ND (Neutral Density) filters reduce the amount of light entering the camera, allowing slower shutter speeds for cinematic motion blur. A 3D-printed ND filter holder attaches to the camera mount and slides in front of the lens.

Design Requirements

• Precise fit: The holder must align the filter perfectly parallel to the lens. Any tilt causes uneven filtering and vignetting at the edges.
• Filter retention: The filter must be firmly held but not under stress (glass ND filters crack under bending forces). Design the holder with a channel slightly wider than the filter thickness (0.2mm clearance) and a retaining lip.
• No vignetting: The holder must not intrude into the camera’s field of view. For a typical FPV camera with a 150-160° FOV lens, the filter holder needs significant clearance around the lens edges. Test by printing a prototype and checking the video feed at all camera tilt angles.
• Quick filter changes: Design for tool-free filter swaps. A slide-in channel with a friction fit works well. Include a finger tab or grip surface to remove the filter.

Standard ND Filter Sizes for FPV

Most FPV cameras accept filters in these standard sizes:

• Micro cameras (19mm wide): 14-16mm diameter filters (common on whoops and toothpicks)
• Mini cameras (22mm wide): 18-20mm filters
• Full-size / DJI cameras: 28-30.5mm filters
• GoPro: Proprietary mount; use GoPro-specific ND filters or the camera cage mount system

The most common FPV ND filter strengths are ND4 (2 stops), ND8 (3 stops), ND16 (4 stops), and ND32 (5 stops). For bright daylight with a 1/60 shutter speed (cinematic 180° shutter at 30fps), ND16-ND32 is typical. Design your holder to accommodate the thickest filter you’ll use (ND32 filters are physically thicker than ND4).

Lens Protectors

A TPU lens protector is a sacrificial ring or cap that mounts in front of the camera lens, absorbing impacts that would otherwise scratch or crack the lens glass. For FPV cameras where the lens is permanently attached (no interchangeable lens mount), a lens protector is cheap insurance.

Protector Design

• Ring type: A simple TPU ring that press-fits around the lens barrel.
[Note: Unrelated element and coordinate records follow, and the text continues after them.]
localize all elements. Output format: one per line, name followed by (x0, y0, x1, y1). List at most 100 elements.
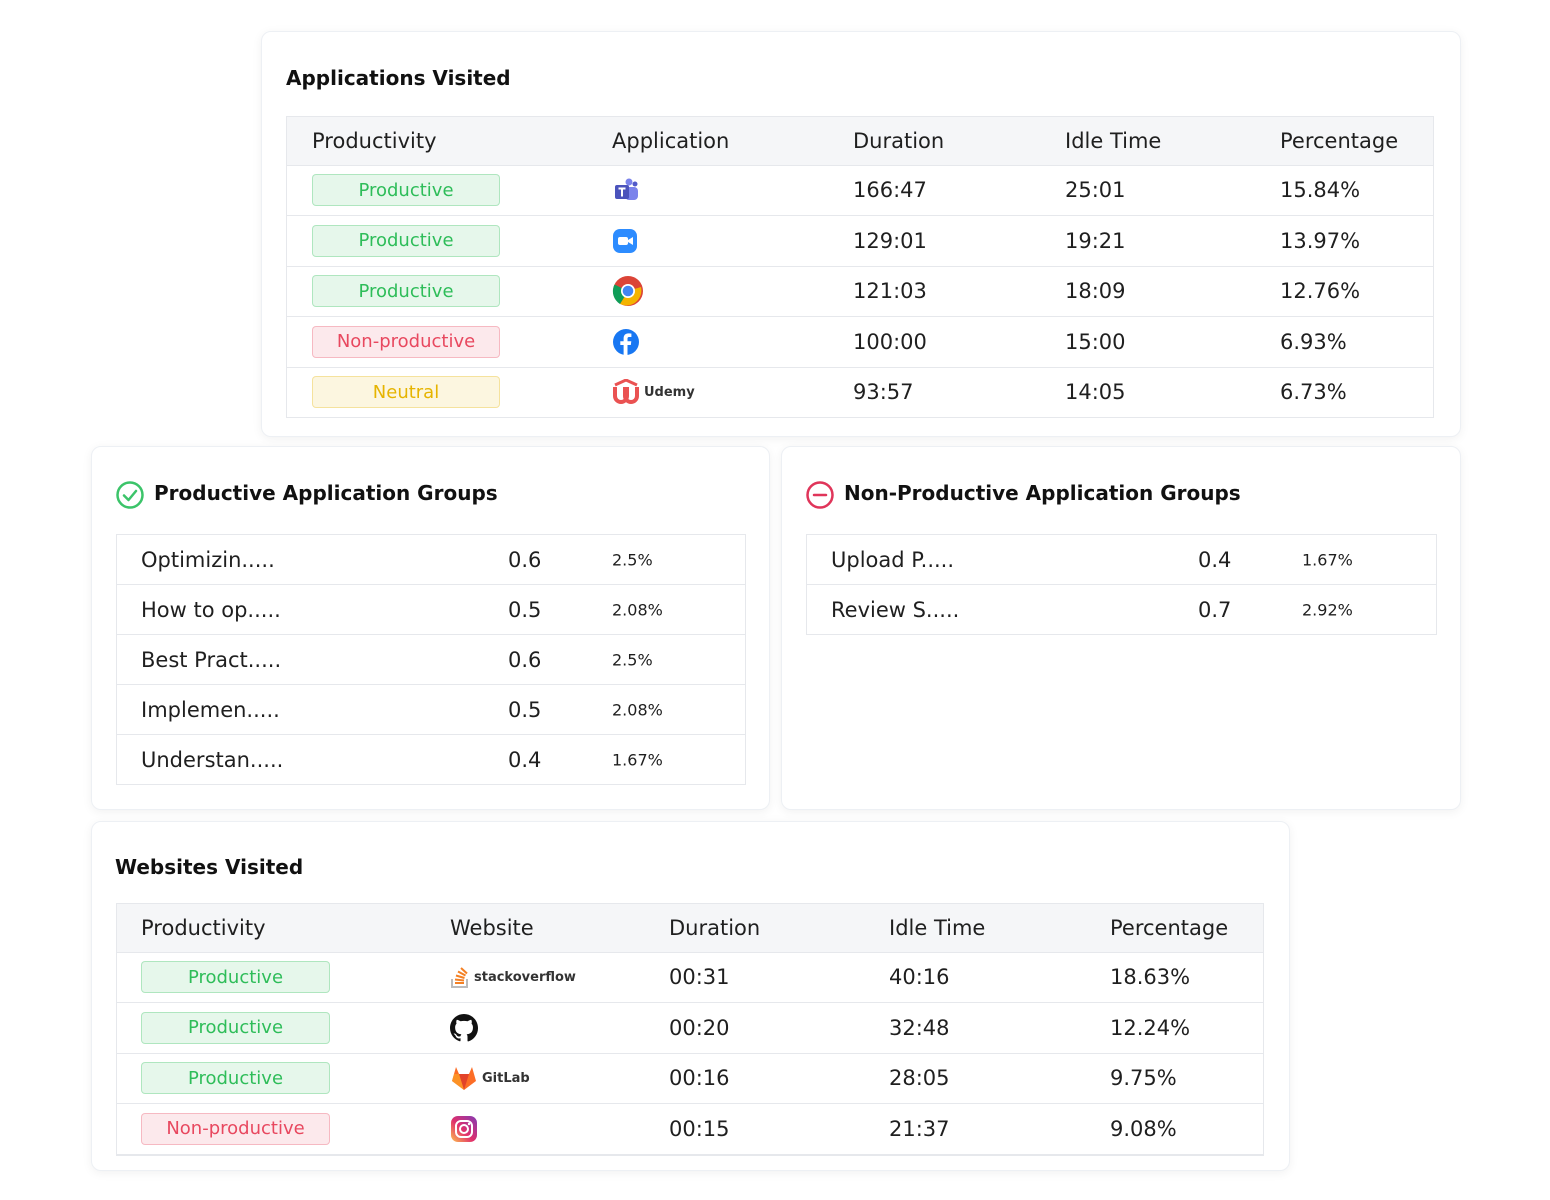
table-header: Productivity Application Duration Idle Time… (287, 117, 1433, 166)
productivity-badge: Non-productive (312, 325, 500, 358)
table-header: Productivity Website Duration Idle Time Perc… (117, 904, 1263, 953)
logo (612, 176, 640, 204)
idle-time: 18:09 (1065, 279, 1126, 303)
column-header: Productivity (141, 916, 266, 940)
column-header: Duration (853, 129, 945, 153)
duration: 00:20 (669, 1015, 730, 1040)
productivity-badge: Productive (141, 961, 330, 993)
idle-time: 14:05 (1065, 380, 1126, 404)
logo (612, 228, 638, 254)
group-value: 0.5 (508, 697, 542, 722)
logo (450, 1013, 478, 1042)
table-row: Upload P..... 0.4 1.67% (807, 535, 1436, 585)
table-row: Productive stackoverflow 00:31 40:16 18.63% (117, 952, 1263, 1003)
group-name: Implemen..... (141, 697, 280, 722)
group-percentage: 2.08% (612, 700, 663, 719)
group-percentage: 2.08% (612, 600, 663, 619)
table-row: Productive 129:01 19:21 13.97% (287, 216, 1433, 267)
logo (450, 1115, 478, 1143)
group-value: 0.6 (508, 547, 542, 572)
logo (612, 275, 644, 307)
table-row: Review S..... 0.7 2.92% (807, 585, 1436, 635)
percentage: 9.75% (1110, 1066, 1177, 1090)
column-header: Productivity (312, 129, 437, 153)
group-value: 0.4 (1198, 547, 1232, 572)
productivity-badge: Neutral (312, 376, 500, 408)
card-title: Websites Visited (115, 855, 304, 879)
idle-time: 21:37 (889, 1116, 950, 1141)
productivity-badge: Productive (312, 275, 500, 307)
productive-groups-table: Optimizin..... 0.6 2.5% How to op..... 0.5 2.… (116, 534, 746, 785)
duration: 166:47 (853, 178, 927, 202)
table-row: Best Pract..... 0.6 2.5% (117, 635, 745, 685)
group-name: Optimizin..... (141, 547, 275, 572)
idle-time: 25:01 (1065, 178, 1126, 202)
idle-time: 32:48 (889, 1015, 950, 1040)
websites-table: Productivity Website Duration Idle Time Perc… (116, 903, 1264, 1156)
column-header: Percentage (1280, 129, 1399, 153)
group-value: 0.7 (1198, 597, 1232, 622)
table-row: Non-productive 100:00 15:00 6.93% (287, 317, 1433, 368)
table-row: Neutral Udemy 93:57 14:05 6.73% (287, 367, 1433, 418)
group-percentage: 1.67% (612, 750, 663, 769)
column-header: Idle Time (889, 916, 986, 940)
non-productive-groups-card: Non-Productive Application Groups Upload… (781, 446, 1461, 810)
idle-time: 19:21 (1065, 228, 1126, 253)
percentage: 6.73% (1280, 380, 1347, 404)
card-title: Productive Application Groups (154, 481, 498, 505)
applications-table: Productivity Application Duration Idle Time… (286, 116, 1434, 418)
group-name: Review S..... (831, 597, 960, 622)
column-header: Percentage (1110, 916, 1229, 940)
table-row: Productive 00:20 32:48 12.24% (117, 1003, 1263, 1054)
duration: 100:00 (853, 329, 927, 354)
group-name: Best Pract..... (141, 647, 282, 672)
logo (612, 328, 640, 356)
logo-text: GitLab (482, 1070, 530, 1086)
group-percentage: 2.92% (1302, 600, 1353, 619)
table-row: Non-productive 00:15 21:37 9.08% (117, 1104, 1263, 1155)
column-header: Duration (669, 916, 761, 940)
percentage: 9.08% (1110, 1116, 1177, 1141)
logo-text: Udemy (644, 384, 695, 400)
percentage: 15.84% (1280, 178, 1361, 202)
percentage: 18.63% (1110, 965, 1191, 989)
group-value: 0.4 (508, 747, 542, 772)
idle-time: 28:05 (889, 1066, 950, 1090)
card-title: Non-Productive Application Groups (844, 481, 1241, 505)
duration: 93:57 (853, 380, 914, 404)
group-value: 0.5 (508, 597, 542, 622)
duration: 00:15 (669, 1116, 730, 1141)
card-title: Applications Visited (286, 66, 511, 90)
table-row: Productive GitLab 00:16 28:05 9.75% (117, 1053, 1263, 1104)
table-row: How to op..... 0.5 2.08% (117, 585, 745, 635)
group-name: Understan..... (141, 747, 284, 772)
minus-icon (806, 481, 834, 509)
percentage: 12.76% (1280, 279, 1361, 303)
applications-card: Applications Visited Productivity Applica… (261, 31, 1461, 437)
non-productive-groups-table: Upload P..... 0.4 1.67% Review S..... 0.7 2.9… (806, 534, 1437, 635)
column-header: Idle Time (1065, 129, 1162, 153)
duration: 00:31 (669, 965, 730, 989)
duration: 129:01 (853, 228, 927, 253)
table-row: Productive 121:03 18:09 12.76% (287, 266, 1433, 317)
column-header: Website (450, 916, 534, 940)
group-percentage: 1.67% (1302, 550, 1353, 569)
duration: 121:03 (853, 279, 927, 303)
percentage: 13.97% (1280, 228, 1361, 253)
idle-time: 15:00 (1065, 329, 1126, 354)
check-icon (116, 481, 144, 509)
idle-time: 40:16 (889, 965, 950, 989)
logo: GitLab (450, 1065, 530, 1091)
percentage: 12.24% (1110, 1015, 1191, 1040)
logo: Udemy (612, 379, 695, 405)
table-row: Understan..... 0.4 1.67% (117, 735, 745, 785)
group-value: 0.6 (508, 647, 542, 672)
table-row: Productive 166:47 25:01 15.84% (287, 165, 1433, 216)
table-row: Optimizin..... 0.6 2.5% (117, 535, 745, 585)
productivity-badge: Productive (141, 1062, 330, 1094)
productivity-badge: Productive (141, 1011, 330, 1044)
table-row: Implemen..... 0.5 2.08% (117, 685, 745, 735)
logo-text: stackoverflow (474, 969, 576, 985)
logo: stackoverflow (450, 965, 576, 989)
Extends 2-3mm beyond the front glass element. Does not affect image quality. Least protection but zero image degradation.
• Hood type: A deeper hood that extends 10-15mm forward. Provides better impact protection and also acts as a lens hood (reducing sun flare). Must be carefully designed to avoid vignetting.
• Full cap type: A complete cover with a transparent window (acrylic or polycarbonate disc). Maximum protection but the window material degrades image quality and collects scratches. Best for bando flying and environments with debris.

Software and Workflow

For designing FPV camera mounts, the recommended tools are:

• Fusion 360 (free for hobbyists): Parametric CAD. Modify dimensions easily, export STL directly. Steep learning curve but the right tool for precise, adjustable designs.
• Tinkercad (free, browser-based): Simple, accessible. Good for basic mounts but limited for complex parametric designs.
• Onshape (free, browser-based): Professional-grade parametric CAD. Excellent if you’re comfortable with Fusion 360 but prefer cloud-based workflow.
• Blender (free): Mesh modeling rather than parametric. Not ideal for mechanical designs requiring precise dimensions, but capable with practice.

Printing settings for TPU camera mounts: 0.2mm layer height, 2-3 perimeters (walls), 15-20% gyroid infill, 220-240°C nozzle temperature, 40-60°C bed temperature, 20-30mm/s print speed (TPU prints slowly). Disable retraction or minimize it — TPU is flexible and retraction can cause jams in Bowden extruders. Direct-drive extruders handle TPU significantly better than Bowden setups.

3D-printed camera mounts are a gateway into designing your own FPV accessories. Start by downloading existing designs for your frame, studying their geometry, and modifying them to suit your camera and preferences. Once you understand the principles, you’ll be able to create custom mounts for any combination of frame, camera, and flying style.